Sautéed Creole Shrimp Po’Boy
Taking a healthier approach to the classic Creole favorite. Trying it sautéed as opposed to deep-fried. Still quite delicious.
- 8 ounces of shrimp, tails cut off and veins removed
- 1 tsp of paprika
- 1 tsp of thyme
- 1/2 tsp of salt
- 1/2 tsp of cayenne pepper
- 1/4 tsp of nutmeg
- 1/4 tsp of granulated garlic
- 2 tbsp of olive oil
- 1 French baguette (approximately 6″-8″ long)
- 3-4 slices of tomato
- A few leaves of lettuce
- 1-2 tbsp of mayonnaise
- Pat the shrimp dry with paper towels or a kitchen towel.
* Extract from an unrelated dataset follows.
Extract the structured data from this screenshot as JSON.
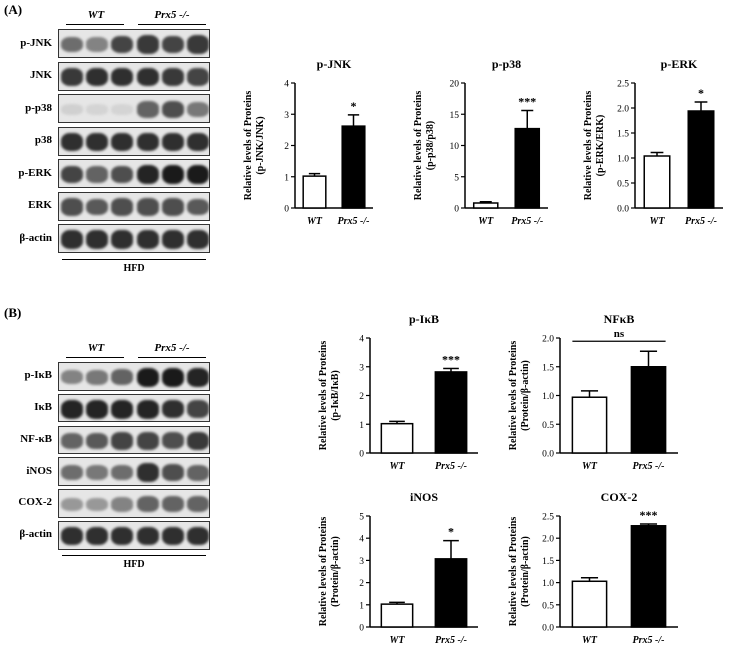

- In a mixing bowl, combine the paprika, thyme, salt, cayenne pepper, nutmeg, and garlic.
- Place the shrimp in the seasonings and toss until shrimp are coated.
- In a skillet or frying pan, heat up the olive oil on medium heat.
- Place the shrimp in the oil and sauté until fully cooked.
- Slice the baguette in two and place in a hot oven or on a hot surface until lightly toasted.
- Assemble your sandwich with the mayonnaise, shrimp, and vegetables.
There isn’t really a whole lot of “rocket science” to making this sandwich. The real key is the have the right ingredients. The French baguette is ideal, but if you cannot find a decent loaf, perhaps try the larger sausage buns usually meant for brats and Italian sausage.
I used small shrimp on mine simply because they make for a nice sandwich, but you’re free to use larger ones if you wish.
There’s really no “deep rules” to this. If you’re not into seafood, try chicken or beef. I will get into other variations in future articles. Also feel free to change the seasoning to your liking. If you’re using bigger shrimp, try grilling them or place a sheet of foil on your grill and then your shrimp on top.
Recommended mustards (if you want some) would either be Zatarain’s Creole Mustard, or Gulden’s.